The task of Multi-agent Pathfinding (MAPF) arises whenever a group of agents needs to move through a graph to achieve their goals without obstructing each other. This is encountered in the building of automated warehouses, development of video games, intelligent transport systems, etc.
There are many approaches to solving this problem, but most research is focused on situations where there is a central element in the system that has complete knowledge of the environment, agent locations, goals, etc., and plans collision-free trajectories for all agents. In practice, systems are often decentralized, and agents operate under conditions of partial observability.
For example, an agent may have access to only local observation. Such conditions require constant trajectory updates, and solving this problem with classical symbolic methods is quite challenging. One of the possible alternative ways is to utilize machine learning. Approaches like Primal2 and SCRIMP have already shown the success of this idea, but they require a large number of expert demonstrations for training, which can be hard to generate.
A team of AIRI and FRC CSC RAS researchers explored several ways to address this problem. The first approach they developed is based on Monte Carlo Tree Search — one of the most famous approaches in reinforcement learning. This method underlies the AlphaGo program, which defeated the world champion in Go in 2016. The researchers were able to not only eliminate the need for expert demonstrations but also improve the quality of the solutions found. In their work so-called Lifelong variant of the MAPF problem was considered, which involved assigning a new goal to each agent upon reaching the current one. The new method was named Multi-agent Adaptive Tree Search with the Learned Policy (MATS-LP).
The main challenge in applying the Monte Carlo Tree Search method to the Multi-agent Pathfinding problem lies in the large number of alternatives in the combined action space available to agents at each tree node. To reduce this, the team added to the algorithm the selection of only a subset of agents that can influence each other. To choose the best current action for each agent, the researchers used a pre-trained strategy called CostTracer. It was responsible for guiding the agent to the current goal, while conflict resolution between agents was aided by tree planning. Each agent built its tree, ensuring decentralization.
The pipeline of CostTracer algorithm
To test the effectiveness of the new approach, the authors conducted a series of experiments in three types of environments: maps with randomly placed obstacles, maze-like maps, and a warehouse map. Their results showed that the proposed approach allows agents to reach their goals faster compared to counterparts — the Primal2 and SCRIMP algorithms, with the advantage becoming more significant as the number of agents on the map increases. Additionally, the new algorithm proved capable of finding solutions for non-trivial conflicts.
The Average Throughput metric is the average number of goals the agents achieve per one-time step. On the right is an example of a random map on which the algorithm was tested.

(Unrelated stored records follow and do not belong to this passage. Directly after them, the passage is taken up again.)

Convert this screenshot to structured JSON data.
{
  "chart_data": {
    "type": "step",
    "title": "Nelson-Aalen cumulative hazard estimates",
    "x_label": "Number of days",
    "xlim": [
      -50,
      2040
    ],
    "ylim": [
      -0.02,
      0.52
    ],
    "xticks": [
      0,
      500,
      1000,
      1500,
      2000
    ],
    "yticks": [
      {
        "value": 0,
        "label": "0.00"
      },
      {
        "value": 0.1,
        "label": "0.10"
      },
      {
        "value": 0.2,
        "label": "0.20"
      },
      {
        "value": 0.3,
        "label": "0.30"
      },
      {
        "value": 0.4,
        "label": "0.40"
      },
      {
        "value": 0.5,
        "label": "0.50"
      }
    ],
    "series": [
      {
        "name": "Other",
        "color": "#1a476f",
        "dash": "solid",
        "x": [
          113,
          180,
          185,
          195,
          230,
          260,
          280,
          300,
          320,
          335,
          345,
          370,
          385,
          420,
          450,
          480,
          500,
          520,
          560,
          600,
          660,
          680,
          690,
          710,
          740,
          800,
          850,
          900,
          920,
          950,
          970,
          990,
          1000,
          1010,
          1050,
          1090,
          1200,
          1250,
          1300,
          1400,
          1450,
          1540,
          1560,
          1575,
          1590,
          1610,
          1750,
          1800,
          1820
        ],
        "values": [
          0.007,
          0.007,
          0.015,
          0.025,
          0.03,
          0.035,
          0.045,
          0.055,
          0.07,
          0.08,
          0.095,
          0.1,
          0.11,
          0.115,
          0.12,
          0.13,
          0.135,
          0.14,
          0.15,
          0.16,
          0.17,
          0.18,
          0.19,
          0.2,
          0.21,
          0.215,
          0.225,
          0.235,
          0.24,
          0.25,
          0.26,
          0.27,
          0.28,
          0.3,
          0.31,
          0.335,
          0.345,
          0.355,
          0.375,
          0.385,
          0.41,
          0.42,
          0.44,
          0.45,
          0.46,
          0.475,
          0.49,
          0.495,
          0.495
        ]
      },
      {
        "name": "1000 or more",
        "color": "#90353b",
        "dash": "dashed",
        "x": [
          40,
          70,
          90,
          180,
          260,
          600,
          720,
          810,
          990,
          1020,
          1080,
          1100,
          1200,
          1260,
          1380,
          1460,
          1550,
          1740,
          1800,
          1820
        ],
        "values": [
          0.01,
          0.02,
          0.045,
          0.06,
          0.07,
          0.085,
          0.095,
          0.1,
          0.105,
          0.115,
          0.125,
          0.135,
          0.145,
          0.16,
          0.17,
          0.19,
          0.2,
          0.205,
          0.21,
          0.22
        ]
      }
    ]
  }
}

Another approach to solving the multi-agent navigation problem that the researchers explored in coauthorship with colleagues fr om MIPT was based on integrating reinforcement learning with path-planning algorithms. The planning algorithm uses information about the map, the agent's position, and the goal to construct a path, ignoring other agents. Reinforcement learning helps the agent move along this path and resolve conflicts with other agents. The authors called this approach Follower.
The pipeline of Follower algorithm
In experiments, Follower also demonstrated an advantage over state-of-the-art learnable methods — Primal2, SCRIMP, and PICO. The authors conducted comparisons on 10 different mazes and 40 random maps with varying numbers of agents. They also compared the performance of Follower and its lightweight version FollowerLite with centralized methods RHCR and PIBT. It turned out that due to the decentralized choice of the next action by each agent, Follower is capable of outperforming centralized methods both in terms of speed and quality of solutions found when the time for choosing the next action for each agent is limited.
Top: comparison of Follower and FollowerLite with learnable algorithms using the Average Throughput metric, as well as the maps on which it took place. Bottom: comparison with centralized methods.
The researchers presented the results of their work on both algorithms at the AAAI-24 conference. Details can be found in the preprints (MATS-LP and Follower), and the project code is available on GitHub (MATS-LP and Follower).